I got a recent call from Jack Sobon, Timber Frame carpenter from Massachusetts who is doing a new chapter on traditional roof framing for his ongoing graphic guide to Historic American Timber Joinery that is being published in the Timber Framers Guild (TGF) quarterly journal. He was looking for information on traditIonal framing of pentice roofs, the shed roofs that are typically placed above the wagon doors on the end wall of New World Dutch barn. He would welcome information on the subject.

Karen Gross pointed out to me that the "wolf roof" mentioned in some English translations of 17th century Hudson Valley barn contracts was probably not the same as "pentice roof" as I had thought. The wolf roof is more like a jerkin-head. We have no other evidence than the contracts of how 17th century Dutch barn looked. Perhaps they were more like the barns we saw in Gelderland illustrated on page 4 of the last newsletter. Perhaps our pentice roof was a later development but certainly established here by the early 18th century (see the Van Bergen Overmantle 1732-33). Karen would like to see some untranslated Hudson Valley building contracts.

In the conversation with Jack Sobon I mentioned our observation here that the fireplace room in early Dutch houses in the Hudson Valley normally has four bays and the three internal beams, 20 to 25 feet long, are of unequal dimensions, as in the recently discovered Weaver house in Red Hook. Jack suggested that the three beams may have been cut from one large prime growth tree and that each beam took full advantage of its section of the trunk but that the trunk was tapered resulting in the three unequal sizes. He suggests we check for the size and number of knots in each beam. The largest, the hood beam, would be the clearest and the knots small, while the smallest beam would have more and larger knots.

Bud Miner of Herkimer, NY, who is doing the survey of Schoharie and Mohawk Valley Dutch barns, is also pursuing information on the hay barrack. He talked with the people at Plimoth Plantation which interprets the circa 1630 architecture of the Plimoth Colony. They have a number of primitive structures including a hay barrack which they call a "Dutch barn". They said there is no direct information on their use at this New England site but refereed him to two articles in the British journal Vernacular Architecture which describe their use in England.

1. A 1992 article by W. Haio Zimmermann, The 'Helm' in England, Wales Scandinavia and North America quotes the Swedish naturalist Peter Kalm who described a 14 foot 4 pole example he saw being used to store hay for deer kept in Ashridge Park in Henfordshire in 1748. The poles were 30 feet tall and the thatch was 9-inches thick. There was a brace at each corner of the plate. "When the thatch-roof is to be lifted up," Kalm wrote, "a fellow climbs up at each corner and lifts it up with his shoulders."

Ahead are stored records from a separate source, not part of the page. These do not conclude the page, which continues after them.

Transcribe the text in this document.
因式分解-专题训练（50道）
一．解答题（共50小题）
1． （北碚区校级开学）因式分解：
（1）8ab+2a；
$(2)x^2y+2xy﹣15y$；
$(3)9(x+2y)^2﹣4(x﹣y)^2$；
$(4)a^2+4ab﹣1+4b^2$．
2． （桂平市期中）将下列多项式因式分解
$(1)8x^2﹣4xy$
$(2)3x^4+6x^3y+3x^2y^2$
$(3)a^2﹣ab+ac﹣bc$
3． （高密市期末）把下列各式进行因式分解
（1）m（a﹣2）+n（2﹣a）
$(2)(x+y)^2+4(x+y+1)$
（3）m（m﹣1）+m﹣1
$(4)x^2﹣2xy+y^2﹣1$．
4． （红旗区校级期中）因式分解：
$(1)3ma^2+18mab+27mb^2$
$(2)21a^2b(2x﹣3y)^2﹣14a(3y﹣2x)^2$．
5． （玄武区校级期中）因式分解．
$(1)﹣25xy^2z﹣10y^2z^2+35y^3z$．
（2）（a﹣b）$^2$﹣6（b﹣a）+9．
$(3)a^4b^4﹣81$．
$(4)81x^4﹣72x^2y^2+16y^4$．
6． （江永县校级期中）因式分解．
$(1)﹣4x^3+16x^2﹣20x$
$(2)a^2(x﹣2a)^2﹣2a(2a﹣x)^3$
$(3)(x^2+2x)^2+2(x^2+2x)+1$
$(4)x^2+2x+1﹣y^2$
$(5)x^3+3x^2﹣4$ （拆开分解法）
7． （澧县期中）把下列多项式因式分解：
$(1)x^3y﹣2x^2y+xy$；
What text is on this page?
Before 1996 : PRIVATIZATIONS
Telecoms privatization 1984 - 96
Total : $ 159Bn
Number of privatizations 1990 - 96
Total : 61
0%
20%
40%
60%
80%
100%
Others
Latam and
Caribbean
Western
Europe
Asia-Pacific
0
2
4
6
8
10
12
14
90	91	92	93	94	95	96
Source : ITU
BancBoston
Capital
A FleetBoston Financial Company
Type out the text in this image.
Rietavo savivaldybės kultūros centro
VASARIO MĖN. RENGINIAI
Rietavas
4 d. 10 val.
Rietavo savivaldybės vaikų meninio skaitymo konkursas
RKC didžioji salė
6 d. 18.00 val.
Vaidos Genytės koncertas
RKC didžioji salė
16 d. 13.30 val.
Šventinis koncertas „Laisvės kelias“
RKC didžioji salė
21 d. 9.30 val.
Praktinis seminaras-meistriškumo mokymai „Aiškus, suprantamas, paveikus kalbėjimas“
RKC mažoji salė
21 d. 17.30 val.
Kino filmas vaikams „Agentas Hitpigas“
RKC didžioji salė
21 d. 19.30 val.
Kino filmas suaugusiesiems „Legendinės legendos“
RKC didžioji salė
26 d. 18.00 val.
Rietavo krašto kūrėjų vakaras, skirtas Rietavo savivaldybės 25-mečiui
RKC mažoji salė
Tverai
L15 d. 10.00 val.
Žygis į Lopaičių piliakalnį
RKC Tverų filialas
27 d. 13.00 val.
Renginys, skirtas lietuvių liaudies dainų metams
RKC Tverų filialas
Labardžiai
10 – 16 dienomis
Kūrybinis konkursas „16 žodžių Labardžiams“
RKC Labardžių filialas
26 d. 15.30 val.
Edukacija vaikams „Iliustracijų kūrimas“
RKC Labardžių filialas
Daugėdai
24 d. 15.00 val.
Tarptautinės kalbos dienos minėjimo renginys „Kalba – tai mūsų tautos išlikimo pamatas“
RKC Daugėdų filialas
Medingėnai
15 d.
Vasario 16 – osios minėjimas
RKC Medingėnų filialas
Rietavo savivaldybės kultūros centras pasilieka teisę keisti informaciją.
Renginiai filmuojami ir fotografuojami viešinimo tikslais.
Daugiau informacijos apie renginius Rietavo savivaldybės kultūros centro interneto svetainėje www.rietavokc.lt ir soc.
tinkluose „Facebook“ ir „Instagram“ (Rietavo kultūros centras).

The word "Helm," derived from helmet or covering, is the English and Scandinavian word for a temporary: pole structure. The Dutch-German "Barrack," is derived from berg or mountain. Zimmermann wonders if the two structures had separate origins and if the structure that Kahn described in 1748 was influenced by the Dutch barrack.

2. A 1982 article by Donald Woodward, Identifying the Helm: Some East Yorkshire Evidence, uses tax records from Driffield (1538-1669) and found that the Helm was not necessarily associated with the small farm but with the large commercial farm. It was a temporary pole structure and even helm wood was taxed, that is, parts of a helm that were disassembled, perhaps being moved. As in Holland, the helm was used to store peas, hay, and other crops as well as wagons, carts and ladders. A Farming Book of 1640 describes a "long helm" that could accommodate 4 wagons, 2 carts, long ladders and "our wheel barrows." Woodward could find no evidence that helms had adjustable roofs.